Le projet d’accueil ne sert pas uniquement à décrire une organisation. Il permet aussi d’expliquer la manière dont les enfants sont accompagnés. Certains choix, comme privilégier le jeu libre, respecter le rythme individuel ou limiter certaines stimulations, peuvent être nouveaux pour les parents.

Sans explication, ces choix peuvent être mal compris. Certains parents peuvent, par exemple, s’inquiéter que leur enfant « ne fasse que jouer » ou se demander s’il bénéficie d’activités suffisantes, simplement parce qu’ils ne connaissent pas le rôle fondamental du jeu libre dans le développement.

Par exemple, préciser que :
« Le jeu libre permet à l’enfant de développer son autonomie, sa concentration et sa confiance. L’adulte reste présent pour accompagner et sécuriser, tout en laissant l’enfant explorer à son rythme. »

Ces explications permettent aux parents de mieux comprendre le sens de l’accompagnement proposé. C’est l’une des erreurs les plus fréquentes : lorsque les choix ne sont pas expliqués, les parents peuvent interpréter certaines situations à travers leurs propres repères, ce qui peut créer des incompréhensions évitables.

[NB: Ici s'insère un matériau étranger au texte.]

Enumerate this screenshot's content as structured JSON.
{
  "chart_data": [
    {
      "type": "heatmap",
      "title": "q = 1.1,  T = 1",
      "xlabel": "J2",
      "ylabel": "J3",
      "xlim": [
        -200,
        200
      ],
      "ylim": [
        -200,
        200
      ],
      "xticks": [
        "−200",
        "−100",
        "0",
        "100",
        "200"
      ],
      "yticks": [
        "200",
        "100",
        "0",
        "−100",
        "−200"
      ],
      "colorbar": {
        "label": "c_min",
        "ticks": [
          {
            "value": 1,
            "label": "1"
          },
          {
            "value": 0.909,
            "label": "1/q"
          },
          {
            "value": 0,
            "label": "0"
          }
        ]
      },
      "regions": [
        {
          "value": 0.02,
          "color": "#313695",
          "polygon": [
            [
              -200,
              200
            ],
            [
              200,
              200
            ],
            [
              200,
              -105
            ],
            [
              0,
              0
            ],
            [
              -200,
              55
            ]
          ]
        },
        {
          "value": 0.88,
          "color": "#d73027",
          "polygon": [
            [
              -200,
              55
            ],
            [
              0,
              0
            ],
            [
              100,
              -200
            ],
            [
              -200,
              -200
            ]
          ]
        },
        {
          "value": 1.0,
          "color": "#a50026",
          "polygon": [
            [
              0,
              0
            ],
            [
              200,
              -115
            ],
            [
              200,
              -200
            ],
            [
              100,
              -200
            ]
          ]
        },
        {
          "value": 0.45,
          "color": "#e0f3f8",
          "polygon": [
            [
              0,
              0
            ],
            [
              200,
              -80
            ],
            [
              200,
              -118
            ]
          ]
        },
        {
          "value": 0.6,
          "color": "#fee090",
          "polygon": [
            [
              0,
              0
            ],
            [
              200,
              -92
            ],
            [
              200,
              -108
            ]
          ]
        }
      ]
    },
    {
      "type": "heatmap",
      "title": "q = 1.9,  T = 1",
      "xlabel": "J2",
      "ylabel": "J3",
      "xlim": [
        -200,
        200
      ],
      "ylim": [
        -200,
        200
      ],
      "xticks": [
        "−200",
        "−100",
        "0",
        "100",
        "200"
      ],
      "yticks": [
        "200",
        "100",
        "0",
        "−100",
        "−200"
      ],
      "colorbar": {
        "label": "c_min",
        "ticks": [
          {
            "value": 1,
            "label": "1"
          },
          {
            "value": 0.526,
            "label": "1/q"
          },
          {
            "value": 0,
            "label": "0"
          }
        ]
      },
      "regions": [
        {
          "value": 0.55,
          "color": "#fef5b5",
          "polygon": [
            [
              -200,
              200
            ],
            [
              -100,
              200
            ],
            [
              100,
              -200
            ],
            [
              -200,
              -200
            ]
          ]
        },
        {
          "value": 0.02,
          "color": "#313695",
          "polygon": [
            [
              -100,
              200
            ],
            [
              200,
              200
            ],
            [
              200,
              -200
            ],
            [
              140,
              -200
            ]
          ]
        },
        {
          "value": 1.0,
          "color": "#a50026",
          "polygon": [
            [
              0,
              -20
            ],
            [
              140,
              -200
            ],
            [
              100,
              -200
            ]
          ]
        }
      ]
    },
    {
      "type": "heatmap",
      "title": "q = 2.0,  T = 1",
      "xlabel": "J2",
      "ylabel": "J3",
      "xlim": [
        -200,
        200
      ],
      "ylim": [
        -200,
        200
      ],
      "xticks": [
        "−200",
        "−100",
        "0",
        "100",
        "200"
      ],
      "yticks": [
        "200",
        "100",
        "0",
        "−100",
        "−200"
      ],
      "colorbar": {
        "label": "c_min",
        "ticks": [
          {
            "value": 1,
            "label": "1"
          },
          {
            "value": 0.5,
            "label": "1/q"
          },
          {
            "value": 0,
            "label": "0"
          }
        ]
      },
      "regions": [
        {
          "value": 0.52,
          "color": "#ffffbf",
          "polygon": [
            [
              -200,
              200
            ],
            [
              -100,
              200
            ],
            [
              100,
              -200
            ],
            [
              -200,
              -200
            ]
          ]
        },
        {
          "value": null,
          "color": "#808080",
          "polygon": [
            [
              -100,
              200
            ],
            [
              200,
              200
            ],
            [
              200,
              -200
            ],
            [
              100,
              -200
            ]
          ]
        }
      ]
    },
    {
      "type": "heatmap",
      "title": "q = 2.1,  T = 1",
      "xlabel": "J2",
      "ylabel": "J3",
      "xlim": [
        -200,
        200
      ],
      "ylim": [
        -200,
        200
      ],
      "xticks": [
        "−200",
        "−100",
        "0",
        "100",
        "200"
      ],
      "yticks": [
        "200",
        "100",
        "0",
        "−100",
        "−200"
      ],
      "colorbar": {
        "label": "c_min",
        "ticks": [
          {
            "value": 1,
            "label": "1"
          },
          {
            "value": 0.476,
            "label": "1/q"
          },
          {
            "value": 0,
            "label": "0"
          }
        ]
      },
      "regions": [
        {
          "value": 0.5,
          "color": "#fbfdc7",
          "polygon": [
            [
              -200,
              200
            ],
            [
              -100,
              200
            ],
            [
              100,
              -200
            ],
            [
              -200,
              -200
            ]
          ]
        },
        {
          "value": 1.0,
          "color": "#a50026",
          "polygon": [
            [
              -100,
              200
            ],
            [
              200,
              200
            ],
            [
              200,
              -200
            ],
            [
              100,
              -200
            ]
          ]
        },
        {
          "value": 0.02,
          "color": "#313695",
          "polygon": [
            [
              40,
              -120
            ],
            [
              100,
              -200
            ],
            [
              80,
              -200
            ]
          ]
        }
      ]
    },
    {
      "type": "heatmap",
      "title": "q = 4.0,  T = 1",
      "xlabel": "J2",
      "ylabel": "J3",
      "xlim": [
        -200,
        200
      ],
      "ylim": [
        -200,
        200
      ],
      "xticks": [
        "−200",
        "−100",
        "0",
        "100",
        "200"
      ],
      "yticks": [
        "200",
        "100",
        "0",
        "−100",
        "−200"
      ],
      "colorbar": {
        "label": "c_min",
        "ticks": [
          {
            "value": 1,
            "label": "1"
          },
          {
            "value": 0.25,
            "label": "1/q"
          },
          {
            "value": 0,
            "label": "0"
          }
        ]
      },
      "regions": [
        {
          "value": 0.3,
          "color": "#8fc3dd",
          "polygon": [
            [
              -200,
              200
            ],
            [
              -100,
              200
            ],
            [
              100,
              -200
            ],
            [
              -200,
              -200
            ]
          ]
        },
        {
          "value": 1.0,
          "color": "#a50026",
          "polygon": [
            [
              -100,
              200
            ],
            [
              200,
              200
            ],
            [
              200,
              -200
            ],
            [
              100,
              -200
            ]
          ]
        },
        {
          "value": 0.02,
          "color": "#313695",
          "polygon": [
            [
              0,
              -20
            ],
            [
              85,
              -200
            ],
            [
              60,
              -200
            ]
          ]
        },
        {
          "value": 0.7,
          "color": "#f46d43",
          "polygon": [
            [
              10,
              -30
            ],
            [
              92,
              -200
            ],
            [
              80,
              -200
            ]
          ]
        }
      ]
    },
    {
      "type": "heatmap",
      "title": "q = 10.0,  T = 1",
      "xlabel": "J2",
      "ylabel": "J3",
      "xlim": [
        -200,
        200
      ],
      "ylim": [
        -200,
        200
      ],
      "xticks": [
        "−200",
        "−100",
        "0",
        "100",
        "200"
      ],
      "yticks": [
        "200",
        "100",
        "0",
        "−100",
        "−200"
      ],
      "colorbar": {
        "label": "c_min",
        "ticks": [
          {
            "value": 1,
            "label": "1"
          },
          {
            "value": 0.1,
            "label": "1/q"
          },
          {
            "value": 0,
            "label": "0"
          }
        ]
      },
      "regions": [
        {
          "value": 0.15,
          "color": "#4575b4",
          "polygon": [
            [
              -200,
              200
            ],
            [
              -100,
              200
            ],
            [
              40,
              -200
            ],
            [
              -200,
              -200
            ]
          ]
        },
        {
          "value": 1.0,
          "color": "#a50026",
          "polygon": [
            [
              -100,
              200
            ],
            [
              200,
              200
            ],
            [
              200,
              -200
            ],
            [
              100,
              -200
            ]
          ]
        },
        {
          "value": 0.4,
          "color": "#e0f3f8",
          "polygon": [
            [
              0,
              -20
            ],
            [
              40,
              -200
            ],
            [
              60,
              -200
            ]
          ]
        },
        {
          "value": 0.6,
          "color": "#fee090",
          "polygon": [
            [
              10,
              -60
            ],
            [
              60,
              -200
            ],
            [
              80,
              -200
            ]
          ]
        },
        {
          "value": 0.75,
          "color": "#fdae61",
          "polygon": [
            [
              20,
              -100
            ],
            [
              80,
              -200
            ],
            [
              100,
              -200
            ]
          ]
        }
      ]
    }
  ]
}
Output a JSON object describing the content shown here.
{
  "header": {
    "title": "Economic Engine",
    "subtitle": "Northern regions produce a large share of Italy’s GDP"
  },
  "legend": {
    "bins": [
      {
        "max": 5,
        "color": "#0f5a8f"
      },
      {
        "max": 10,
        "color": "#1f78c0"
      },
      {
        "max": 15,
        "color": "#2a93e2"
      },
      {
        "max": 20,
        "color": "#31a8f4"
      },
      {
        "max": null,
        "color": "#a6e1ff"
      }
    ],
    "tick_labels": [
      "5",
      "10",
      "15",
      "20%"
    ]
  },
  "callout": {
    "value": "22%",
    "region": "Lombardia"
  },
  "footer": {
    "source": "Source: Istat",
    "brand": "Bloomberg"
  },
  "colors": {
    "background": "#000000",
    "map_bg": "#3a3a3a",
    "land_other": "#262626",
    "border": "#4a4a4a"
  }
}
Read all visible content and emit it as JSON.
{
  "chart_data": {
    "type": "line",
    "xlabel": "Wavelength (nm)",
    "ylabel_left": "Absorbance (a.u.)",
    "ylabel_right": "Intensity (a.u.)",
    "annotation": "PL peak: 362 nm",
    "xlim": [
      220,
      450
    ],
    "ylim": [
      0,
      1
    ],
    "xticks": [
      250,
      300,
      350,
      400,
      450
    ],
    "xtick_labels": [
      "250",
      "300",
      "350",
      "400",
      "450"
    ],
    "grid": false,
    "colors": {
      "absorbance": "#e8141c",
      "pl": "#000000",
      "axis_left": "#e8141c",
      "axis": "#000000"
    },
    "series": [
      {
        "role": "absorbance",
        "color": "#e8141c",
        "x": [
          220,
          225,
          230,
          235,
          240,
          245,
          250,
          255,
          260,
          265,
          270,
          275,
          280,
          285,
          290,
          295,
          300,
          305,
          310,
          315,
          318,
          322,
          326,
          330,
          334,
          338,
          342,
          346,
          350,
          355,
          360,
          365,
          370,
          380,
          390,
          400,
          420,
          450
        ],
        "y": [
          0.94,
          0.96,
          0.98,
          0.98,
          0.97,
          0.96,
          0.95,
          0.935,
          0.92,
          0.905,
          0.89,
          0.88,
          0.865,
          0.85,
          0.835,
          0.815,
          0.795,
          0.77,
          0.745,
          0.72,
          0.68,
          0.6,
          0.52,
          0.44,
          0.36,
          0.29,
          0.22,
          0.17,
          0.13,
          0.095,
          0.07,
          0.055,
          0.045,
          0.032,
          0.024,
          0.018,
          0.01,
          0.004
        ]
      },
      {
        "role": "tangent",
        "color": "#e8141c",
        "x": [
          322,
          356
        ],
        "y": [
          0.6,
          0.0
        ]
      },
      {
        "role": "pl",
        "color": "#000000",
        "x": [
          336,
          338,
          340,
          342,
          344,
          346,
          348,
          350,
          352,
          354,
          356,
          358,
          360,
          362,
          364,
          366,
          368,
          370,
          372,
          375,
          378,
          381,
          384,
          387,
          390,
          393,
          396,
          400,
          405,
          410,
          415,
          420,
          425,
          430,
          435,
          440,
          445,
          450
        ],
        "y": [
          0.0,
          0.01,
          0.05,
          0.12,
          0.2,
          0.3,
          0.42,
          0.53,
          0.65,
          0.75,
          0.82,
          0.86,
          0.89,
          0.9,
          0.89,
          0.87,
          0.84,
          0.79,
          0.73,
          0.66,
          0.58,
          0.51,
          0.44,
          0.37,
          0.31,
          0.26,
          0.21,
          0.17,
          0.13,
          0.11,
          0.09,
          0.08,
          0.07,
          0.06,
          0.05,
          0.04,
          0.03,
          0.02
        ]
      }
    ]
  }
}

Expliquer ses choix, c’est montrer que l’accueil repose sur des connaissances réelles et une pratique réfléchie, construites avec l’expérience. Cette démarche renforce la confiance et valorise pleinement le rôle professionnel de l’assistante maternelle.

6. Ne pas faire évoluer son projet d’accueil avec l’expérience

Le projet d’accueil est souvent rédigé au début de l’activité, puis peu modifié par la suite. Pourtant, la pratique évolue avec l’expérience, les observations et les formations. L’organisation de la journée, l’aménagement de l’espace ou la manière d’accompagner les enfants peuvent évoluer naturellement.

Relire son projet d’accueil permet de vérifier qu’il correspond toujours à la réalité du quotidien. Cette relecture peut être particulièrement utile lors d’un nouveau contrat, d’un changement dans l’organisation, après une formation ou simplement avec l’évolution de l’expérience professionnelle. C’est aussi l’occasion d’ajuster certains éléments et de valoriser son évolution professionnelle.

Pour aller plus loin :

Vous pouvez télécharger gratuitement ma trame de projet d’accueil d’assistante maternelle en PDF, avec une structure claire pour rédiger un document professionnel et cohérent.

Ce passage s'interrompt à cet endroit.